Philosophie

Geschichte der Holsteins Mühle

Das Gasthaus Holsteins Mühle liegt im landschaftlich reizvollen Homburger Bröltal, inmitten des Bergischen Wanderlandes. Bis zum Jahre 1969 gehörte der Gebäudekomplex dem Fürsten Sayn-Wittgenstein-Berleburg und diente als Mehl- und Sägemühle. Nach Stilllegung des Mühlenbetriebes wurde er unter Landschaftsschutz gestellt und von Familie Koch als historische Gaststätte eingerichtet. Die alten Maschinen und Antriebe der Mehl- und Sägestube wurden in die Einrichtung einbezogen und stilvoll integriert. Die Mühle ist eines der ältesten Gebäude des Homburger Landes, wesentliche Teile gehen mit Sicherheit auf das 11. Jahrhundert, vielleicht auf noch frühere Zeit, zurück.

Der Name „Holsteins Mühle“ ließ bei Forschungen über das Geschlecht derer von Holstein vermuten, dass hier eine Verbindung zu der längst vergessenen und seit vielen Jahrhunderten untergegangenen Ritterburg Holstein bestehen könne. Diese Vermutungen, auch die eigentümliche Formung des Geländes, führten zu Grabungen, bei denen die Fundamente einer großräumig angelegten Wasserburg aus dem 9. Jahrhundert entdeckt wurden. Seine Grundmauern liegen nur handbreit unter dem Rasen. Reste der Verteidigungsanlage sind heute noch zu sehen: Mauerreste der Wirtschaftsgebäude, ein Brunnenbecken, Reste von Rohrleitungen aus ausgehöhlten Eichenstämmen (im Restaurant zu besichtigen), der mit Schilf bewachsene Wassergraben, über den die Zugbrücke zum Burgeingang führte sowie Reste des Burgvorplatzes in Form eines quadratischen Wiesengeländes am Weg zum Schloß Homburg.


Rustikale Gastlichkeit
Bis 1969 war die alte Mühle noch als Sägewerk und Getreidemühle aktiv. Die Sägegatter wurden mit Wasserkraft angetrieben und die Treibriemenräder sowie ein Gatter sind im Restaurant heute noch an ihrer ursprünglichen Stelle.

Altes Backhaus
Wie seit vielen Jahrhunderten werden noch heute im alten Backhaus herzhaftes Mühlenbrot, saftiger Rosinenplatz und hausgemachte Kuchen gebacken.

Das Herdplattenfleisch
ist eine weitere Spezialität des Hauses. Zum selber Würzen und mit verschiedensten Beilagen wird es brutzelnd auf einer heißen Eisenplatte serviert.

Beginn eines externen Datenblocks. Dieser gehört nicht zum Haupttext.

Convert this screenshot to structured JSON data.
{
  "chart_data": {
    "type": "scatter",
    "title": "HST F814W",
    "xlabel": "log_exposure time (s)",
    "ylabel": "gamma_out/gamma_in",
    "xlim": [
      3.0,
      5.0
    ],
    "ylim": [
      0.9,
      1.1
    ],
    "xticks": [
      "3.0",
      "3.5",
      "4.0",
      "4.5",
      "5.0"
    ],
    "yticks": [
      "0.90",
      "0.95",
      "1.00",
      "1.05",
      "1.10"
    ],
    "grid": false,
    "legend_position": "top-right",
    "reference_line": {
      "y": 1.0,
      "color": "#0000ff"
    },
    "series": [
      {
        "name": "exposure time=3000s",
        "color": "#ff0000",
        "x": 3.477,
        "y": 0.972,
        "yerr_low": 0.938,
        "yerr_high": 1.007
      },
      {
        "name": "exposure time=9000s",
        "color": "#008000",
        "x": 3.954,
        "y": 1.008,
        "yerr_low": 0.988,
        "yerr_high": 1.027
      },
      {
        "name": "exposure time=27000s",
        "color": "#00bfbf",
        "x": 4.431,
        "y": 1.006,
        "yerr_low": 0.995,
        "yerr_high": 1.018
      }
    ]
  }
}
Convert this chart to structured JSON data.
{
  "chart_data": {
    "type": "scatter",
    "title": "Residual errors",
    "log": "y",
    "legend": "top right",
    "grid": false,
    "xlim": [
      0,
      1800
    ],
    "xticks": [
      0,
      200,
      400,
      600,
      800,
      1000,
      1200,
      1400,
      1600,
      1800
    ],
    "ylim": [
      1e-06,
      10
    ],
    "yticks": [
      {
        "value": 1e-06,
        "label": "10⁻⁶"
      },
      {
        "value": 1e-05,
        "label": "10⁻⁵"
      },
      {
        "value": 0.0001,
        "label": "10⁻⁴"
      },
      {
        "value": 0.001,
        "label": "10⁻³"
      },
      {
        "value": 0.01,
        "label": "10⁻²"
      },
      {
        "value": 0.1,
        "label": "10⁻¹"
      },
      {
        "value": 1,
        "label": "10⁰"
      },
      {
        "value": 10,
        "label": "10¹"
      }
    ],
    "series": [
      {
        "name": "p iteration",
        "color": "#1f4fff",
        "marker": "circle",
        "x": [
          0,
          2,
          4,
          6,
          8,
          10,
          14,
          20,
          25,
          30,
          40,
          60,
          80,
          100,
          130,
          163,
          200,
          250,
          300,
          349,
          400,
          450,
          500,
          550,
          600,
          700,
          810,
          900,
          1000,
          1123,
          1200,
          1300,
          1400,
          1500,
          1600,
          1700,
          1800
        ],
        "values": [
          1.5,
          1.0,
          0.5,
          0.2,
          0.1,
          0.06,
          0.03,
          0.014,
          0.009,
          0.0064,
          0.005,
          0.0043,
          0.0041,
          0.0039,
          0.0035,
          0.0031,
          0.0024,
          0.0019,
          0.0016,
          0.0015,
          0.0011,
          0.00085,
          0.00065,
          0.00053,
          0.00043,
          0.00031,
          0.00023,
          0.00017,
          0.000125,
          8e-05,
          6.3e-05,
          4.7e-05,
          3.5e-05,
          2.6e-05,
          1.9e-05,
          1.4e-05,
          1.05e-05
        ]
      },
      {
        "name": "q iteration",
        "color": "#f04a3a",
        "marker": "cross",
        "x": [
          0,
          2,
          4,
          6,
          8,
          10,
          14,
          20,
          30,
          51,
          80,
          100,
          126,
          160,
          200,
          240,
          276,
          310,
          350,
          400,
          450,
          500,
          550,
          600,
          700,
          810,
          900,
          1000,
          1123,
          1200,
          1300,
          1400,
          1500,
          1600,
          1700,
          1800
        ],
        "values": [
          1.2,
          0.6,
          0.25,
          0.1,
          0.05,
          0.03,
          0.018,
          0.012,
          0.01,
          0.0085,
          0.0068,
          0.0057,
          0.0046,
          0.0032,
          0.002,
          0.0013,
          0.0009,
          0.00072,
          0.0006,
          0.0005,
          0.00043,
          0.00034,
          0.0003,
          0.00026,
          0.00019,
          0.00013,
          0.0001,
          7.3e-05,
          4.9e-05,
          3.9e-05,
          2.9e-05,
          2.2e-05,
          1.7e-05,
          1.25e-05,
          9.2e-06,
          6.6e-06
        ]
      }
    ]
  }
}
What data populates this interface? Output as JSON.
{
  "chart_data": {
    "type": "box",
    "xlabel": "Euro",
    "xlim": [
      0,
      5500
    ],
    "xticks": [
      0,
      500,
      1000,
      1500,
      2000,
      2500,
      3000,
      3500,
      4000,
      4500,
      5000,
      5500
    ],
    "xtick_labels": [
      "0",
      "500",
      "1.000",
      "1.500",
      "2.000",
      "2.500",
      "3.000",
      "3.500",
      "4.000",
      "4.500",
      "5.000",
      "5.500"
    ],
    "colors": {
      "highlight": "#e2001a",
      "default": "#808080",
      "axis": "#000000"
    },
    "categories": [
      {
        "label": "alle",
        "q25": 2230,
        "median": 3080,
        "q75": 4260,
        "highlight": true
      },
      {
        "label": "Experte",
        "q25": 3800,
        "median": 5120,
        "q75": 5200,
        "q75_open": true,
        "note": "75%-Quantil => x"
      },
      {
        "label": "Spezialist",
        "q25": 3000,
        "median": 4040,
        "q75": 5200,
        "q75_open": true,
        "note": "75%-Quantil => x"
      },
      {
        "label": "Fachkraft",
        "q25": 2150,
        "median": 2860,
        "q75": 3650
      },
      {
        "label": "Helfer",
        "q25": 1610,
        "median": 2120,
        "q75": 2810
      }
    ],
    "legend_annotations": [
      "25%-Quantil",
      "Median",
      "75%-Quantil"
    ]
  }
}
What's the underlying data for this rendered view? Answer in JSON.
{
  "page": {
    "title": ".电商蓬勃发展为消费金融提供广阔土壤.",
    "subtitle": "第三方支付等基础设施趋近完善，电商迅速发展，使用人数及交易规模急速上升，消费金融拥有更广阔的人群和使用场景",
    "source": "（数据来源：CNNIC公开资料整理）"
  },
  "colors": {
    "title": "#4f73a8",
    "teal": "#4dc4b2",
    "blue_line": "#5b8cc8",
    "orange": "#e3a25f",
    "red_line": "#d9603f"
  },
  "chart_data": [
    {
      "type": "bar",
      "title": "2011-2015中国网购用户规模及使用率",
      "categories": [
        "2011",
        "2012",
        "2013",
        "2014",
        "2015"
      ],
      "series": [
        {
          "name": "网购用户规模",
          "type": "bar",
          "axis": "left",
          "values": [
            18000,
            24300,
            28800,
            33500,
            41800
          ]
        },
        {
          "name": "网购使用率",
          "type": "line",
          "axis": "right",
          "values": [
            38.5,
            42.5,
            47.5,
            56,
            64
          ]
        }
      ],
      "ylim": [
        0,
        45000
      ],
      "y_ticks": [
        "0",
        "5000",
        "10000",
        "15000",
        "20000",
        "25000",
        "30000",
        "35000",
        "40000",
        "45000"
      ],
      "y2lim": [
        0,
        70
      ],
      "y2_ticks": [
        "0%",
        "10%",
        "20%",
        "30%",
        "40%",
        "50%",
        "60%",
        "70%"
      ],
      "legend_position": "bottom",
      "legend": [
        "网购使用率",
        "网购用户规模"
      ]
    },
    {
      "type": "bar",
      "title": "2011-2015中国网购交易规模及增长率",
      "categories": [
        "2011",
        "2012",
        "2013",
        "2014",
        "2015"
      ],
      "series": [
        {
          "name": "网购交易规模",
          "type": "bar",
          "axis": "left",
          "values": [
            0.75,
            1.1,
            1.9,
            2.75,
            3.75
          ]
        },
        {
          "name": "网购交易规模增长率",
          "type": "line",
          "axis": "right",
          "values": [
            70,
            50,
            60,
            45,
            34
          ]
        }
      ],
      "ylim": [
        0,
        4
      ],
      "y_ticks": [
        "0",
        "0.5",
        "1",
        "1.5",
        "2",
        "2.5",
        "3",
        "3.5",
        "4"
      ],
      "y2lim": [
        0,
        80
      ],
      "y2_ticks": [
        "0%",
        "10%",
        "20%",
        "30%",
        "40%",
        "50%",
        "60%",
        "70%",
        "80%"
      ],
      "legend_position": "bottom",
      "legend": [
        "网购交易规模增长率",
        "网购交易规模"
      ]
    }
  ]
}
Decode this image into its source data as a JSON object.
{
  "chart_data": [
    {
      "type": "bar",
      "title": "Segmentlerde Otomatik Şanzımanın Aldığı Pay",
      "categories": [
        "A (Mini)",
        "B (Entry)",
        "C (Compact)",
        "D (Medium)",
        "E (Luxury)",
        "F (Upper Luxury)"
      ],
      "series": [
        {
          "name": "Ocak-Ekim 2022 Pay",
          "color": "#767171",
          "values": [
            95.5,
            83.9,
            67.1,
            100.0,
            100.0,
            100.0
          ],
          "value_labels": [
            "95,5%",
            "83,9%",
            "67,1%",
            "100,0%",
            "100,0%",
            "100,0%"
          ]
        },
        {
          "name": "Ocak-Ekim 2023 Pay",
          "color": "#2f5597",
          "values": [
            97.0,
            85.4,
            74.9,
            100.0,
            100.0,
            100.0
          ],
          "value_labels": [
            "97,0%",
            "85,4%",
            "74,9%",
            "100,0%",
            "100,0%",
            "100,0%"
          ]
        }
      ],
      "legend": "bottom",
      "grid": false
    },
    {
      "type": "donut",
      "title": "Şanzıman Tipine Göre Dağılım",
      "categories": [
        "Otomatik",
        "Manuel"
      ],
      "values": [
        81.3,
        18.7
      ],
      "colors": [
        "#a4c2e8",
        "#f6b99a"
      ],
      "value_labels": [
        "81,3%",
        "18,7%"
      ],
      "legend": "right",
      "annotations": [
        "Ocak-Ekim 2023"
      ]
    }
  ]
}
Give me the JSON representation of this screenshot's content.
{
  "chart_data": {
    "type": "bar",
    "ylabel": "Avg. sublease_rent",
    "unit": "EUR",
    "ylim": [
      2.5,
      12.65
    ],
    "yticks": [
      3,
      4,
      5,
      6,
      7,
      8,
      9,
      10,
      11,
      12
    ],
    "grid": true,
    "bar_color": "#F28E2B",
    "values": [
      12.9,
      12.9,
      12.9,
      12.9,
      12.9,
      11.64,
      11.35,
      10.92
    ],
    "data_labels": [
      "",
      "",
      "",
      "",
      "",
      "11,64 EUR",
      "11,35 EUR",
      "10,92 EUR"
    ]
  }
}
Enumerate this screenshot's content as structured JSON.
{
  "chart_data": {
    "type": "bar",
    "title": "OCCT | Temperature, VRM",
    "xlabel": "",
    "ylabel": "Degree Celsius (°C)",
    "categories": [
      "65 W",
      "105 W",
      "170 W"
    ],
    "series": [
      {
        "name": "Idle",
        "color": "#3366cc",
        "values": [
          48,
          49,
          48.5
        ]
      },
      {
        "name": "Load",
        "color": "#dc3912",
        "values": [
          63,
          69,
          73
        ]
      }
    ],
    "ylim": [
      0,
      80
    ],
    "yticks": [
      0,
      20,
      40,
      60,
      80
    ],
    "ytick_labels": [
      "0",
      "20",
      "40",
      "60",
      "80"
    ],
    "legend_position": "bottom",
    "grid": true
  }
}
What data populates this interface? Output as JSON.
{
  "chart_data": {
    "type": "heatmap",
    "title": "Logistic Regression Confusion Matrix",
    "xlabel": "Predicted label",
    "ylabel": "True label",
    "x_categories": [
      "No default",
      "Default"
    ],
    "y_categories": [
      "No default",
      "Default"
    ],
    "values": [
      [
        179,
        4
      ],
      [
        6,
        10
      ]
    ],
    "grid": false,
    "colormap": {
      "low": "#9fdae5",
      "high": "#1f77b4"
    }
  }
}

Original Bergische Kaffeetafel
Vielleicht bevorzugen Sie nach einem Spaziergang unsere Original Bergische Kaffeetafel mit Waffeln nach bergischem Rezept. Die bergische Kaffeetafel beinhaltet: Milchrreis, Quark, Zimt-Zucker, Kuchen, Käse, frische Waffeln, Mühlenbrot, Platz, Rübenkraut und natürlich Kaffee aus der "Dröppelminna". Auf Wunsch servieren wir zusätzlich heiße Kirschen, Schlagsahne, Knochenschinken, Blut- und Leberwurst.

Spaziergänge in Historischer Umgebung
Kilometerlange geführte Wanderwege durch die bergischen Wälder werden auch Sie überzeugen. Erkunden Sie die Mühle, Nümbrecht und Umgebung auf dem "Bergischen Weg", dem "Bergischen Panoramasteig" oder einem der zahlreichen Streifzüge. Wanderkarten sind bei uns erhältlich. 

Schloß Homburg mit Museum und Barockgarten, Wanderweg 10 Minuten
Auf dem Berg gegenüber liegt Schloß Homburg (erbaut 1270), einst siebentürmige Burganlage der Grafen von Sayn-Wittgenstein, weithin sichtbar im Homburger Land. Schöner Rundblick vom Burgfried. Im Schloß ein modernes natur- und kulturkundliches Museum. Besonders schön die mittelalterliche Burgküche. Wechselausstellungen in der Orangerie.

Die "Dicken Steine", eine heidnische Kultstätte, Wanderweg 15 Minuten.
Postkutschenfahrt mit Postillion in historischer Uniform. Nachbau der kaiserlichen Post um 1871 mit 9 Sitzplätzen, planmäßig zwischen Wiehl und Nümbrecht, Haltepunkt Holstein`s Mühle, freitags, samstags und sonntags von Mai bis Oktober; auch Sonderfahrten nach Vereinbarung. Die Ferienorte Nümbrecht mit 300000 qm Parkgelände und Wiehl mit Wildpark und bekannter Tropfsteinhöhle in unmittelbarer Umgebung.